CHIRURGIA ORTOPEDICA PER I MUTILATINI E I POLIOMIELITICI
La realtà dell’Istituto di Parma, in epoca bellica adibito ad infermeria presidiaria, e nel 1946 trasformato in Centro di Rieducazione per Minorenni Mutilati di Guerra.
Dopo il conflitto fu ristrutturato con la convenzione tra il Ministero dell’Interno e la Federazione “Pro Infanzia Mutilata” stipulata nel 1949. In questo collegio il funzionamento presentò complessità sin dall’inizio per la creazione all’interno dell’assistenza sanitaria, poiché a Parma e da Parma, dovevano passare tutti i piccoli sofferenti ospiti della Fondazione. Questo complesso comprendeva una sala per la chirurgia ortopedica, una per la chirurgia generale, una sala gessi, una sala narcosi, una sala di radiologia, l’ambulatorio, un laboratorio di analisi cliniche, una sala di sterilizzazione, diverse sale di degenza per gli operati, una salone di corsia con 60 posti letto per maschi e un reparto per le ragazze. Inoltre vi era il reparto di fisioterapia con ampia palestra e relative attrezzature (donate dell’Unicef) ed il reparto ortesi e/o protesi per la fornitura di tutori ortopedici ai ricoverati.
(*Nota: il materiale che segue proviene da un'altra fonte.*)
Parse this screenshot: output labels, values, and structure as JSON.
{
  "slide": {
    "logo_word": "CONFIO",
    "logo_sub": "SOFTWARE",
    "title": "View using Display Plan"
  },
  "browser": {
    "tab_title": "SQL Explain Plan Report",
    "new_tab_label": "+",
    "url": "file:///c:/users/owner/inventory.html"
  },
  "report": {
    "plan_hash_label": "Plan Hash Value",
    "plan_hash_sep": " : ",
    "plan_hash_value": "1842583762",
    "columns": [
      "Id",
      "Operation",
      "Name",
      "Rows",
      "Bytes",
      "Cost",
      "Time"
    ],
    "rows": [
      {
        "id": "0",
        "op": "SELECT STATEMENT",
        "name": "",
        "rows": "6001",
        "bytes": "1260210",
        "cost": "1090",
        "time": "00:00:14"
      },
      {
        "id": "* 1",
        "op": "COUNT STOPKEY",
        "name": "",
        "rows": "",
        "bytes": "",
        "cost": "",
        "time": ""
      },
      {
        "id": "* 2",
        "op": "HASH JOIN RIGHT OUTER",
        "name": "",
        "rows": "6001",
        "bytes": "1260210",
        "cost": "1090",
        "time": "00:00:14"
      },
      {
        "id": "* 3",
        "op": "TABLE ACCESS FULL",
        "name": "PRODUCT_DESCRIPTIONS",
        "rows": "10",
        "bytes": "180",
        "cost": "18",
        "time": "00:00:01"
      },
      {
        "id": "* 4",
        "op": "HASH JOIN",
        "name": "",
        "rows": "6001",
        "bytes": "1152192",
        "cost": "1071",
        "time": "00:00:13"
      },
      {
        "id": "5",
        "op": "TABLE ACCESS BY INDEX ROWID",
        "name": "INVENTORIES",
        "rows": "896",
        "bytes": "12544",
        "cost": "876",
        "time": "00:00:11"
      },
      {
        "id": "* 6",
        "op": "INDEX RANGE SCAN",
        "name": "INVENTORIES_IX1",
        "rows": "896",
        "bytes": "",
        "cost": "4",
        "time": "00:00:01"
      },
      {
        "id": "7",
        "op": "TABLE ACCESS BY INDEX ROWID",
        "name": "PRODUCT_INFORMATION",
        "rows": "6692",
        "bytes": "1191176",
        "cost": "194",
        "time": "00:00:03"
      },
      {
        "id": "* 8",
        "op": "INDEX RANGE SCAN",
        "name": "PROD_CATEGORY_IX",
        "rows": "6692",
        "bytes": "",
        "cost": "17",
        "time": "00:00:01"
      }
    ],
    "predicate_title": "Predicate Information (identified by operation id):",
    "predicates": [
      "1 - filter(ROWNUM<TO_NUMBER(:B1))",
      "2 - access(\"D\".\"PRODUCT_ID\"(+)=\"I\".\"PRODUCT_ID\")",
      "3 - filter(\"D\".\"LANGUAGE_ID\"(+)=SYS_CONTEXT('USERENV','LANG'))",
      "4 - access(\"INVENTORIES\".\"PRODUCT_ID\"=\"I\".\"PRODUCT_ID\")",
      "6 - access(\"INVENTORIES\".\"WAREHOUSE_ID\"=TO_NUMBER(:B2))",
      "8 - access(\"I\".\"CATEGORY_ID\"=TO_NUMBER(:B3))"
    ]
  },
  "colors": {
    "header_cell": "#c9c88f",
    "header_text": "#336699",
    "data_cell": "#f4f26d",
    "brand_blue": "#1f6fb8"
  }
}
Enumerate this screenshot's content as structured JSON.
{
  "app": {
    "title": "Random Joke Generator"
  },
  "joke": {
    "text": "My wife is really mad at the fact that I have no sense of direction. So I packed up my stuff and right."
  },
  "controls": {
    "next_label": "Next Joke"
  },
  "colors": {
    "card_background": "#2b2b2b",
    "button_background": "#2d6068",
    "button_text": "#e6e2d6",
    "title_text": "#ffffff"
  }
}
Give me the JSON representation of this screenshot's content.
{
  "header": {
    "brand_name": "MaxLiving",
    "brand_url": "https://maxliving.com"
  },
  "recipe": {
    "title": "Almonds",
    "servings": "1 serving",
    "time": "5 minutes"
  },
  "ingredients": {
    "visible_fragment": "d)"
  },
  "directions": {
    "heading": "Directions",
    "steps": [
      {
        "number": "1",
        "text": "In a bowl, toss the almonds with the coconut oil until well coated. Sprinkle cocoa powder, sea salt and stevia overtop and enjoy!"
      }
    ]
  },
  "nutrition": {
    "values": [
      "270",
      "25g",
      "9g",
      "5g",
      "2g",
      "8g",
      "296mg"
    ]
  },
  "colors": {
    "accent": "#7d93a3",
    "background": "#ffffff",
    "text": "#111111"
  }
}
Gli aspiranti al ricovero venivano chiamati presso il Centro chirurgico ed i medici giudicavano le condizioni del minore (mutilato o poliomielitico), e ne consigliavano il trattamento da effettuare. In caso di necessità di intervento chirurgico il minore veniva trattenuto, operato, fornito dei presidi ortopedici e destinato al collegio di provenienza, per poi tornare per eventuali successivi controlli; se invece il caso presentava necessità di ripetuti interventi chirurgici ed una continua assistenza protesico-sanitaria, l’assistito veniva trattenuto nel collegio dello stesso Centro in modo da potergli garantire anche l’assistenza scolastica e professionale. Poiché con il passare degli anni, la presenza dei mutilati andava regredendo per la notevole riduzione di incidenti post-bellici, per raggiunti limiti di età dei primi ospiti, per l’ottenuta qualifica professionale degli stessi e perché rimandati in famiglia per l’inserimento sociale, Don Gnocchi voleva che altri bambini non meno sfortunati, godessero dell’assistenza che il Centro di Parma poteva loro offrire: i poliomielitici.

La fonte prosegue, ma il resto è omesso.